Bacterial pathogens use host as substrates for their proliferation. They thus selected, along evolution, molecular mechanisms allowing them to colonize, feed and proliferate on or inside host organisms. Some bacterial pathogens (like Salmonella or Shigella) are very well characterized, but some bacteria causing worldwide diseases are still poorly understood. It is the case of Brucella, a genus responsible for brucellosis, a major zoonosis affecting many mammals, including domestic animals like sheep, goats and cows. Two research groups are active on Brucella in our research unit.

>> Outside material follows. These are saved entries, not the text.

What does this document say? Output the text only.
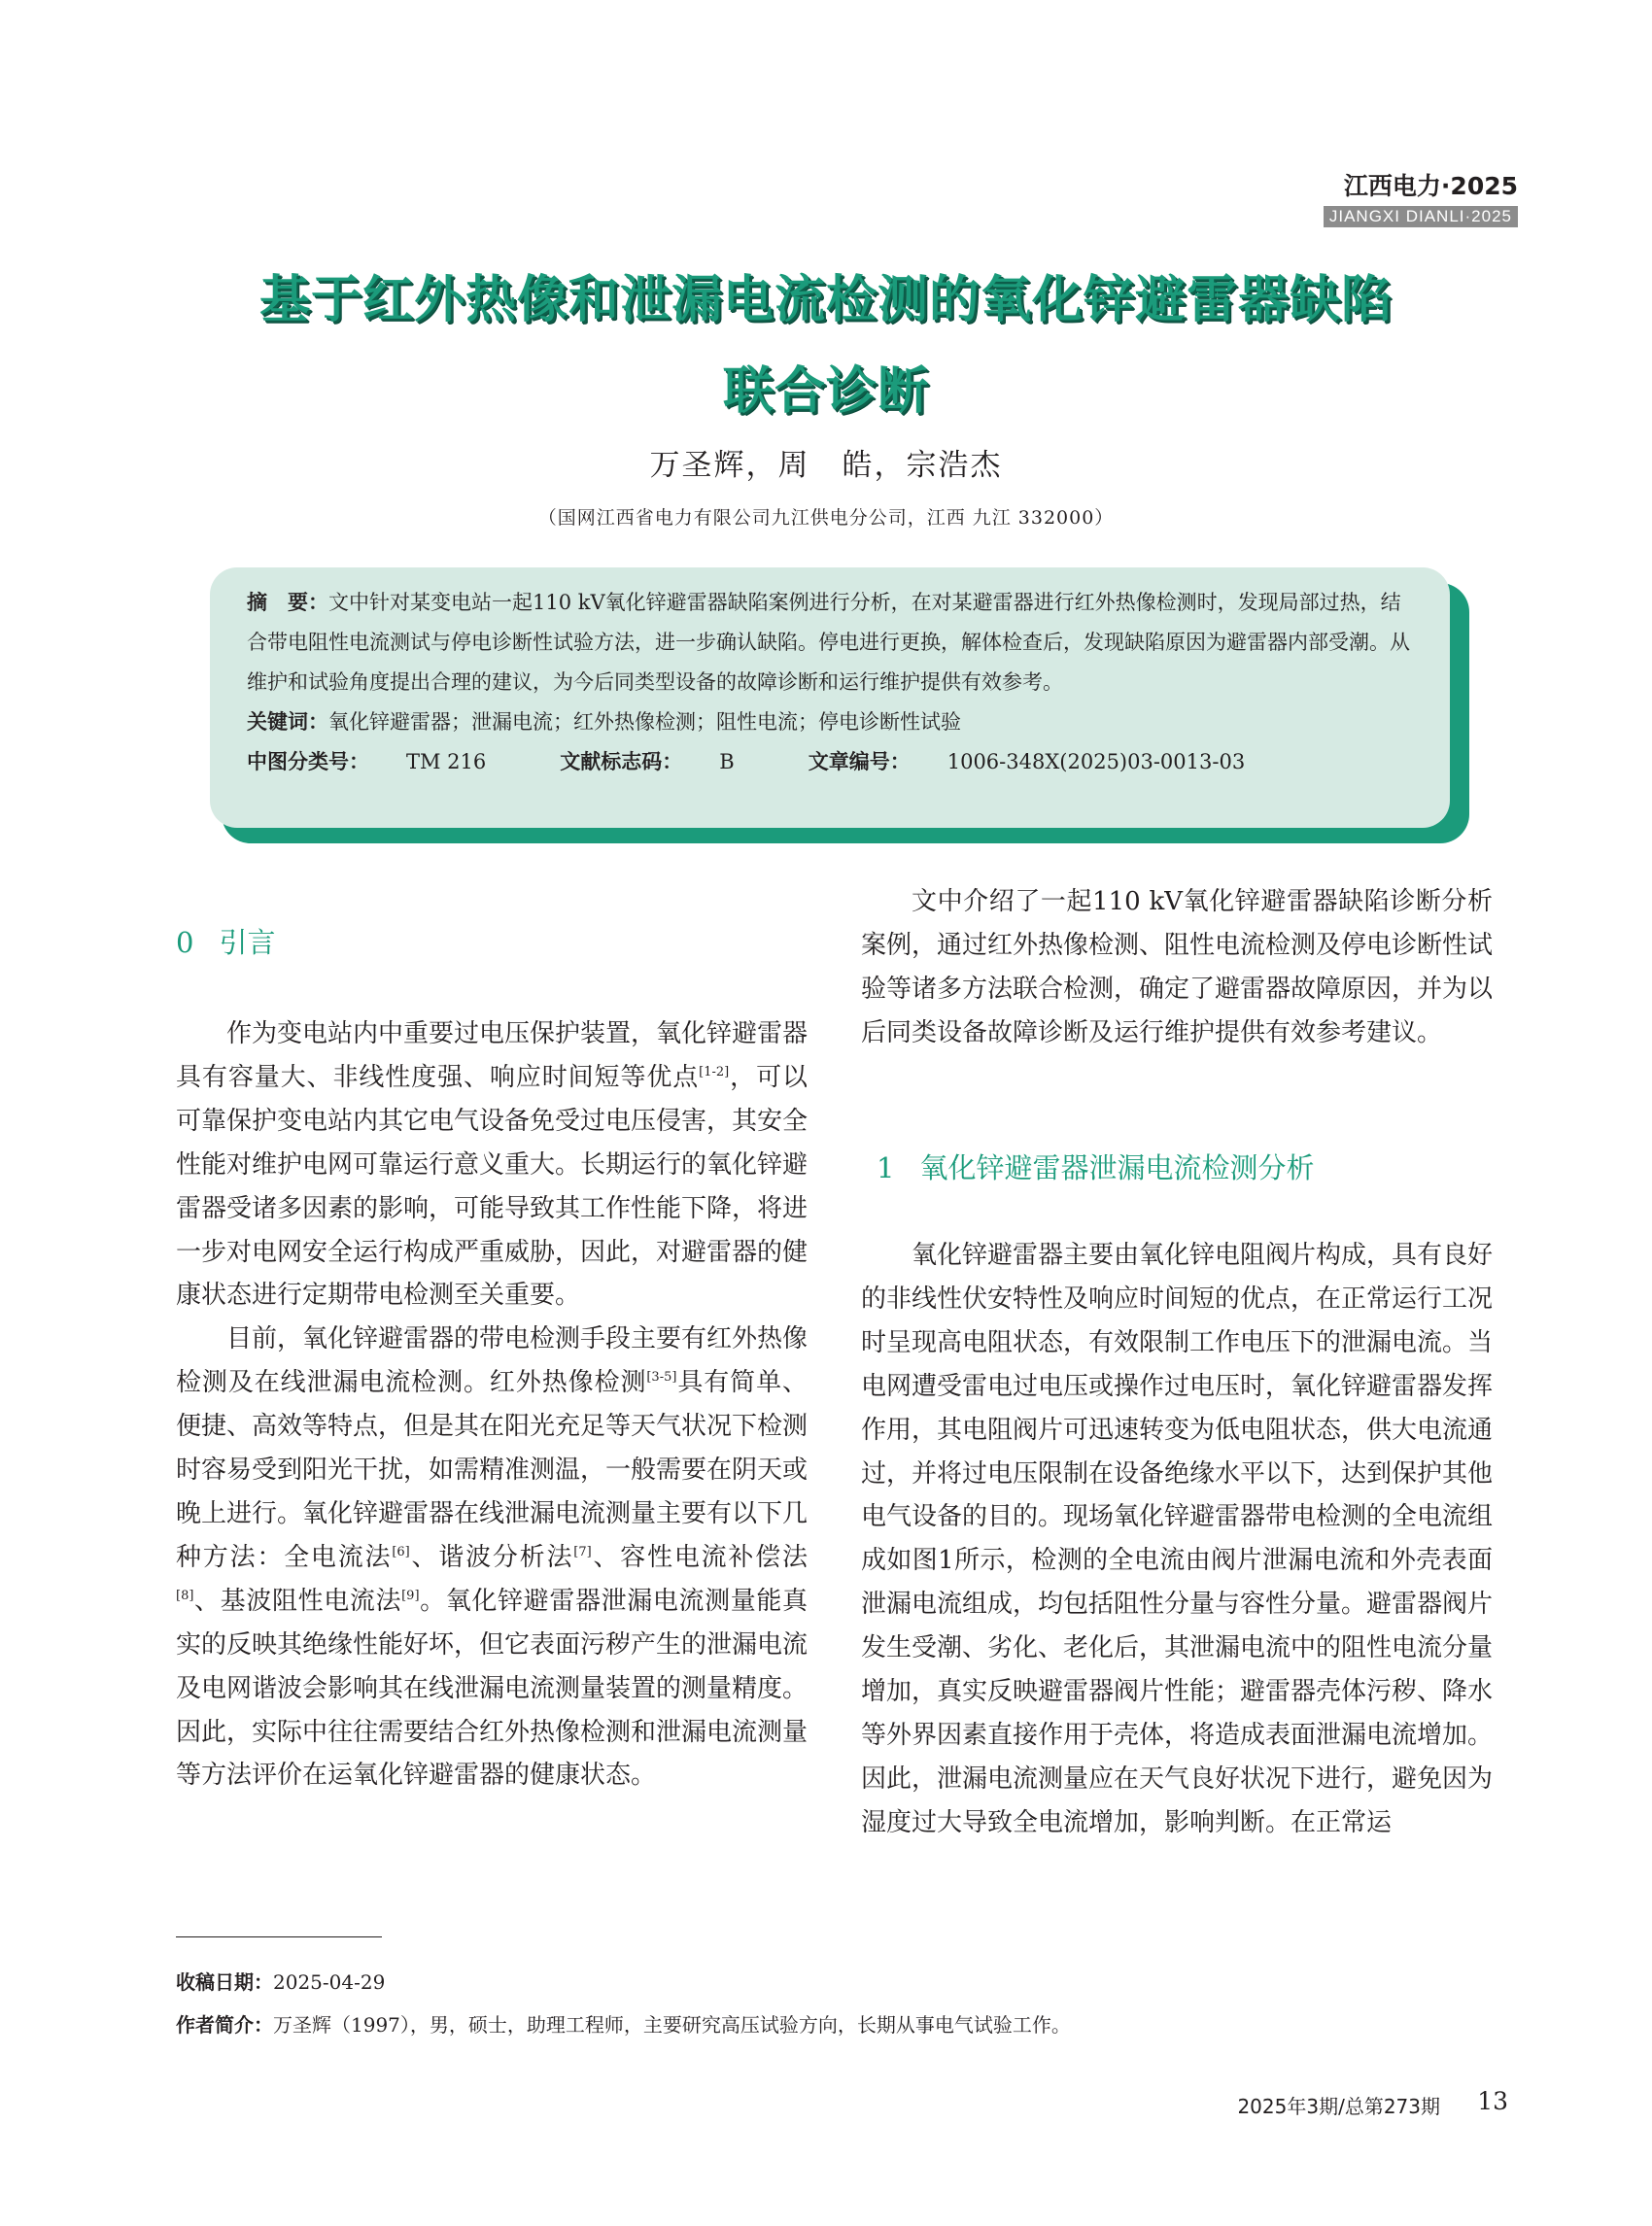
江西电力·2025
JIANGXI DIANLI·2025
基于红外热像和泄漏电流检测的氧化锌避雷器缺陷
联合诊断
万圣辉，周　皓，宗浩杰
（国网江西省电力有限公司九江供电分公司，江西 九江 332000）

摘　要：文中针对某变电站一起110 kV氧化锌避雷器缺陷案例进行分析，在对某避雷器进行红外热像检测时，发现局部过热，结合带电阻性电流测试与停电诊断性试验方法，进一步确认缺陷。停电进行更换，解体检查后，发现缺陷原因为避雷器内部受潮。从维护和试验角度提出合理的建议，为今后同类型设备的故障诊断和运行维护提供有效参考。

关键词：氧化锌避雷器；泄漏电流；红外热像检测；阻性电流；停电诊断性试验

中图分类号： TM 216	文献标志码： B	文章编号： 1006-348X(2025)03-0013-03

0 引言

作为变电站内中重要过电压保护装置，氧化锌避雷器具有容量大、非线性度强、响应时间短等优点[1-2]，可以可靠保护变电站内其它电气设备免受过电压侵害，其安全性能对维护电网可靠运行意义重大。长期运行的氧化锌避雷器受诸多因素的影响，可能导致其工作性能下降，将进一步对电网安全运行构成严重威胁，因此，对避雷器的健康状态进行定期带电检测至关重要。

目前，氧化锌避雷器的带电检测手段主要有红外热像检测及在线泄漏电流检测。红外热像检测[3-5]具有简单、便捷、高效等特点，但是其在阳光充足等天气状况下检测时容易受到阳光干扰，如需精准测温，一般需要在阴天或晚上进行。氧化锌避雷器在线泄漏电流测量主要有以下几种方法：全电流法[6]、谐波分析法[7]、容性电流补偿法[8]、基波阻性电流法[9]。氧化锌避雷器泄漏电流测量能真实的反映其绝缘性能好坏，但它表面污秽产生的泄漏电流及电网谐波会影响其在线泄漏电流测量装置的测量精度。因此，实际中往往需要结合红外热像检测和泄漏电流测量等方法评价在运氧化锌避雷器的健康状态。

文中介绍了一起110 kV氧化锌避雷器缺陷诊断分析案例，通过红外热像检测、阻性电流检测及停电诊断性试验等诸多方法联合检测，确定了避雷器故障原因，并为以后同类设备故障诊断及运行维护提供有效参考建议。

1 氧化锌避雷器泄漏电流检测分析

氧化锌避雷器主要由氧化锌电阻阀片构成，具有良好的非线性伏安特性及响应时间短的优点，在正常运行工况时呈现高电阻状态，有效限制工作电压下的泄漏电流。当电网遭受雷电过电压或操作过电压时，氧化锌避雷器发挥作用，其电阻阀片可迅速转变为低电阻状态，供大电流通过，并将过电压限制在设备绝缘水平以下，达到保护其他电气设备的目的。现场氧化锌避雷器带电检测的全电流组成如图1所示，检测的全电流由阀片泄漏电流和外壳表面泄漏电流组成，均包括阻性分量与容性分量。避雷器阀片发生受潮、劣化、老化后，其泄漏电流中的阻性电流分量增加，真实反映避雷器阀片性能；避雷器壳体污秽、降水等外界因素直接作用于壳体，将造成表面泄漏电流增加。因此，泄漏电流测量应在天气良好状况下进行，避免因为湿度过大导致全电流增加，影响判断。在正常运

收稿日期：2025-04-29

作者简介：万圣辉（1997），男，硕士，助理工程师，主要研究高压试验方向，长期从事电气试验工作。

2025年3期/总第273期 13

Brucella belong to the alpha-proteobacteria group, a taxon comprising the bacterial model of differentiation Caulobacter crescentus. C. crescentus is known to be asymmetrically organized at the cellular and molecular levels. In our group, we mainly concentrate our studies on Brucella abortus, a species essentially found in cows infections.
Other the last years, we made the following discoveries :
• B. abortus shares many cell cycle regulators with C. crescentus and other alpha-proteobacteria
• B. abortus cells are asymmetric, the two poles (new pole and old pole) can recruit different proteins
• When B. abortus enters a host cell in a simplified model of infection, one stage of the bacterial cell cycle (G1) is favored for internalization, and bacteria can remain several hours in a non-growing, non-replicating stage
• During their intracellular traffic, B. abortus suffers from starvation and alkylating stress
• B. abortus outer membrane contains beta-barrel proteins that are covalently attached to the peptidoglycan through their N-terminal extension
• B. abortus envelope (including lipopolysaccharide, peptidoglycan, and at least two outer membrane proteins) grows through the new pole and at the division site
• Lipopolysaccharide is decorated with an O-chain (or O-antigen) by a bifunctional O-antigen ligase in the periplasm, and exported to the outer membrane and the new pole or the division site thanks to localized Lpt proteins (LptB2CFG) at these specific sites
Our current research is an integrated approach, studying basic molecular biology of the Brucella abortus pathogen, including :
- envelope structure, biosynthesis, and its regulation during polar growth
- aggressions, feeding, and starvation in culture and inside host cells
We use genetic approaches such as deletion strain generation and characterization, genome-wide transposon mutagenesis followed by deep sequencing (Tn-seq), and generation of genetically engineered strains to follow protein localization in B. abortus.